The move is prompted by alleged misuse of oil funds in the African country and the fact that oil revenue does nothing to relieve abject poverty, the fund’s ethics council said.
“We are looking into the oil companies in which we hold shares and which are active in Equatorial Guinea,” Ola Mestad, the head of the fund’s ethics council, said on Wednesday, according to Reuters.
“The production of the country’s dominant natural resource appears to enrich only the country’s elite while the living conditions of the population are amongst the worst in the world,” the council said in its annual report.
That list of companies includes US supermajor ExxonMobil, Marathon Oil and Hess.
The Norwegian Pension Fund Global was ExxonMobil’s tenth-largest shareholder at end-2012 with some 16 billion crowns ($2.7 billion) worth of shares, good for a 0.81% stake, Reuters reported.

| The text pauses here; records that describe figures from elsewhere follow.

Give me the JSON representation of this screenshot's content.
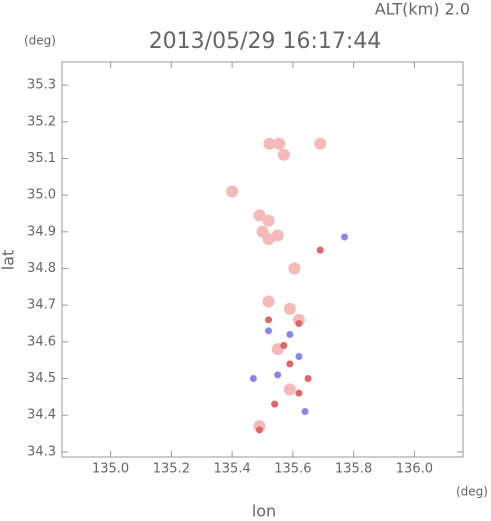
{
  "chart_data": {
    "type": "scatter",
    "title": "2013/05/29 16:17:44",
    "subtitle": "ALT(km) 2.0",
    "x_label": "lon",
    "x_unit": "(deg)",
    "y_label": "lat",
    "y_unit": "(deg)",
    "xlim": [
      134.84,
      136.16
    ],
    "ylim": [
      34.286,
      35.363
    ],
    "xticks": [
      {
        "value": 135,
        "label": "135.0"
      },
      135.2,
      135.4,
      135.6,
      135.8,
      {
        "value": 136,
        "label": "136.0"
      }
    ],
    "yticks": [
      34.3,
      34.4,
      34.5,
      34.6,
      34.7,
      34.8,
      34.9,
      {
        "value": 35,
        "label": "35.0"
      },
      35.1,
      35.2,
      35.3
    ],
    "series": [
      {
        "color": "#f5b9b9",
        "marker_size": 6,
        "x": [
          135.555,
          135.523,
          135.57,
          135.69,
          135.4,
          135.5,
          135.52,
          135.49,
          135.52,
          135.55,
          135.605,
          135.52,
          135.59,
          135.62,
          135.55,
          135.59,
          135.49
        ],
        "y": [
          35.14,
          35.14,
          35.11,
          35.14,
          35.01,
          34.9,
          34.93,
          34.945,
          34.88,
          34.89,
          34.8,
          34.71,
          34.69,
          34.66,
          34.58,
          34.47,
          34.37
        ]
      },
      {
        "color": "#e06666",
        "marker_size": 3.5,
        "x": [
          135.52,
          135.62,
          135.57,
          135.54,
          135.62,
          135.65,
          135.59,
          135.49,
          135.69
        ],
        "y": [
          34.66,
          34.65,
          34.59,
          34.43,
          34.46,
          34.5,
          34.54,
          34.36,
          34.85
        ]
      },
      {
        "color": "#8888ea",
        "marker_size": 3.5,
        "x": [
          135.52,
          135.62,
          135.55,
          135.64,
          135.47,
          135.59,
          135.77
        ],
        "y": [
          34.63,
          34.56,
          34.51,
          34.41,
          34.5,
          34.62,
          34.886
        ]
      }
    ]
  }
}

The fund, whose investments totalled $725 billion as of Wednesday, invests Norway’s revenues from oil and gas production for future generations. ExxonMobil was its tenth-largest equity holding at end-2012, according to the fund’s annual report.
The fund has frequently excluded companies for what it deems to be unethical behaviour based on the recommendations of its ethics council.

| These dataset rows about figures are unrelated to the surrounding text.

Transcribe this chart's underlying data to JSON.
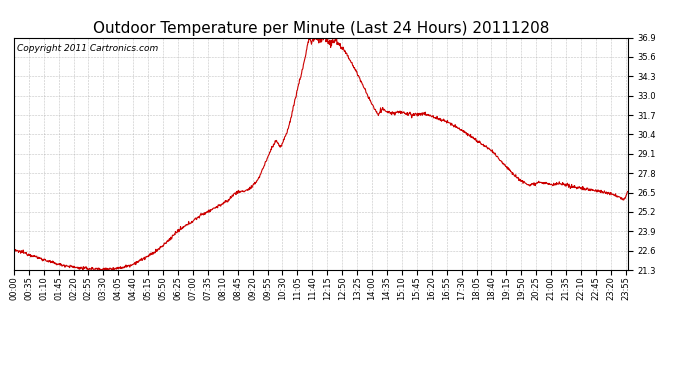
{
  "title": "Outdoor Temperature per Minute (Last 24 Hours) 20111208",
  "copyright_text": "Copyright 2011 Cartronics.com",
  "line_color": "#cc0000",
  "background_color": "#ffffff",
  "plot_bg_color": "#ffffff",
  "grid_color": "#aaaaaa",
  "ylim": [
    21.3,
    36.9
  ],
  "yticks": [
    21.3,
    22.6,
    23.9,
    25.2,
    26.5,
    27.8,
    29.1,
    30.4,
    31.7,
    33.0,
    34.3,
    35.6,
    36.9
  ],
  "xtick_labels": [
    "00:00",
    "00:35",
    "01:10",
    "01:45",
    "02:20",
    "02:55",
    "03:30",
    "04:05",
    "04:40",
    "05:15",
    "05:50",
    "06:25",
    "07:00",
    "07:35",
    "08:10",
    "08:45",
    "09:20",
    "09:55",
    "10:30",
    "11:05",
    "11:40",
    "12:15",
    "12:50",
    "13:25",
    "14:00",
    "14:35",
    "15:10",
    "15:45",
    "16:20",
    "16:55",
    "17:30",
    "18:05",
    "18:40",
    "19:15",
    "19:50",
    "20:25",
    "21:00",
    "21:35",
    "22:10",
    "22:45",
    "23:20",
    "23:55"
  ],
  "title_fontsize": 11,
  "tick_fontsize": 6,
  "copyright_fontsize": 6.5,
  "line_width": 0.8,
  "control_points": [
    [
      0,
      22.6
    ],
    [
      20,
      22.5
    ],
    [
      40,
      22.3
    ],
    [
      60,
      22.1
    ],
    [
      90,
      21.8
    ],
    [
      110,
      21.65
    ],
    [
      130,
      21.55
    ],
    [
      150,
      21.45
    ],
    [
      170,
      21.4
    ],
    [
      190,
      21.38
    ],
    [
      210,
      21.35
    ],
    [
      230,
      21.38
    ],
    [
      250,
      21.45
    ],
    [
      265,
      21.55
    ],
    [
      280,
      21.7
    ],
    [
      300,
      22.0
    ],
    [
      320,
      22.3
    ],
    [
      340,
      22.7
    ],
    [
      360,
      23.2
    ],
    [
      380,
      23.8
    ],
    [
      400,
      24.2
    ],
    [
      420,
      24.6
    ],
    [
      440,
      25.0
    ],
    [
      460,
      25.3
    ],
    [
      480,
      25.6
    ],
    [
      500,
      25.9
    ],
    [
      510,
      26.2
    ],
    [
      520,
      26.5
    ],
    [
      530,
      26.55
    ],
    [
      540,
      26.6
    ],
    [
      550,
      26.7
    ],
    [
      560,
      26.9
    ],
    [
      575,
      27.5
    ],
    [
      590,
      28.5
    ],
    [
      605,
      29.5
    ],
    [
      615,
      30.0
    ],
    [
      620,
      29.8
    ],
    [
      625,
      29.5
    ],
    [
      630,
      29.8
    ],
    [
      640,
      30.5
    ],
    [
      650,
      31.5
    ],
    [
      660,
      32.8
    ],
    [
      670,
      34.0
    ],
    [
      675,
      34.5
    ],
    [
      680,
      35.2
    ],
    [
      685,
      35.8
    ],
    [
      688,
      36.3
    ],
    [
      691,
      36.7
    ],
    [
      693,
      36.9
    ],
    [
      695,
      36.85
    ],
    [
      697,
      36.7
    ],
    [
      700,
      36.6
    ],
    [
      703,
      36.75
    ],
    [
      706,
      36.9
    ],
    [
      710,
      36.85
    ],
    [
      714,
      36.7
    ],
    [
      718,
      36.8
    ],
    [
      722,
      36.85
    ],
    [
      726,
      36.9
    ],
    [
      730,
      36.85
    ],
    [
      735,
      36.75
    ],
    [
      740,
      36.6
    ],
    [
      745,
      36.5
    ],
    [
      750,
      36.6
    ],
    [
      755,
      36.7
    ],
    [
      760,
      36.6
    ],
    [
      765,
      36.4
    ],
    [
      770,
      36.2
    ],
    [
      775,
      36.0
    ],
    [
      780,
      35.8
    ],
    [
      790,
      35.3
    ],
    [
      800,
      34.8
    ],
    [
      810,
      34.2
    ],
    [
      820,
      33.6
    ],
    [
      830,
      33.0
    ],
    [
      840,
      32.4
    ],
    [
      850,
      31.9
    ],
    [
      855,
      31.7
    ],
    [
      860,
      32.0
    ],
    [
      865,
      32.1
    ],
    [
      870,
      32.0
    ],
    [
      875,
      31.9
    ],
    [
      880,
      31.85
    ],
    [
      890,
      31.8
    ],
    [
      900,
      31.9
    ],
    [
      910,
      31.85
    ],
    [
      920,
      31.8
    ],
    [
      930,
      31.75
    ],
    [
      940,
      31.7
    ],
    [
      950,
      31.75
    ],
    [
      960,
      31.8
    ],
    [
      970,
      31.7
    ],
    [
      980,
      31.6
    ],
    [
      990,
      31.5
    ],
    [
      1000,
      31.4
    ],
    [
      1010,
      31.3
    ],
    [
      1020,
      31.2
    ],
    [
      1030,
      31.0
    ],
    [
      1040,
      30.9
    ],
    [
      1050,
      30.7
    ],
    [
      1060,
      30.5
    ],
    [
      1070,
      30.3
    ],
    [
      1080,
      30.1
    ],
    [
      1090,
      29.9
    ],
    [
      1100,
      29.7
    ],
    [
      1110,
      29.5
    ],
    [
      1120,
      29.3
    ],
    [
      1130,
      29.0
    ],
    [
      1140,
      28.7
    ],
    [
      1150,
      28.4
    ],
    [
      1160,
      28.1
    ],
    [
      1170,
      27.8
    ],
    [
      1180,
      27.5
    ],
    [
      1190,
      27.3
    ],
    [
      1200,
      27.1
    ],
    [
      1210,
      27.0
    ],
    [
      1220,
      27.1
    ],
    [
      1230,
      27.2
    ],
    [
      1240,
      27.15
    ],
    [
      1250,
      27.1
    ],
    [
      1260,
      27.0
    ],
    [
      1270,
      27.05
    ],
    [
      1280,
      27.1
    ],
    [
      1290,
      27.0
    ],
    [
      1300,
      26.95
    ],
    [
      1310,
      26.9
    ],
    [
      1320,
      26.85
    ],
    [
      1330,
      26.8
    ],
    [
      1340,
      26.75
    ],
    [
      1350,
      26.7
    ],
    [
      1360,
      26.65
    ],
    [
      1370,
      26.6
    ],
    [
      1380,
      26.55
    ],
    [
      1390,
      26.5
    ],
    [
      1400,
      26.4
    ],
    [
      1410,
      26.3
    ],
    [
      1420,
      26.2
    ],
    [
      1430,
      26.0
    ],
    [
      1435,
      26.2
    ],
    [
      1438,
      26.5
    ],
    [
      1439,
      26.5
    ]
  ]
}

Mestad declined to name the specific companies being considered in the case of Equatorial Guinea or say how long the process could take.
ExxonMobil said it was “firmly committed to honest and ethical behaviour”.
“We maintain the highest ethical standards, obey all applicable laws and regulations, and respect local cultures wherever we operate in the world,” said Charlie Engelmann, a spokesman for ExxonMobil.
He declined to comment on the fund’s possible decision to disinvest.
US energy companies Marathon Oil and Hess also operate fields in Equatorial Guinea. The oil fund owned 0.76% of Marathon and 0.69% of Hess at the end of 2012, according to Reuters data.
Officials at both Marathon and Hess could not immediately be reached for comment, Reuters said.
Equatorial Guinea is nominally one of Africa’s richest countries with a GDP per capita of more than $27,000 per year, according to the World Bank, putting it ahead of Portugal and just below Spain. Even so, much of the 720,000 population lives in deep poverty.
The country was ranked among “the worst of the worst” civil liberty abusers in a 2012 survey by democracy group Freedom House.
President Teodor Obiang Nguema has been in power in the tiny central African state for more than three decades, and his son is wanted in both the US and France on corruption charges.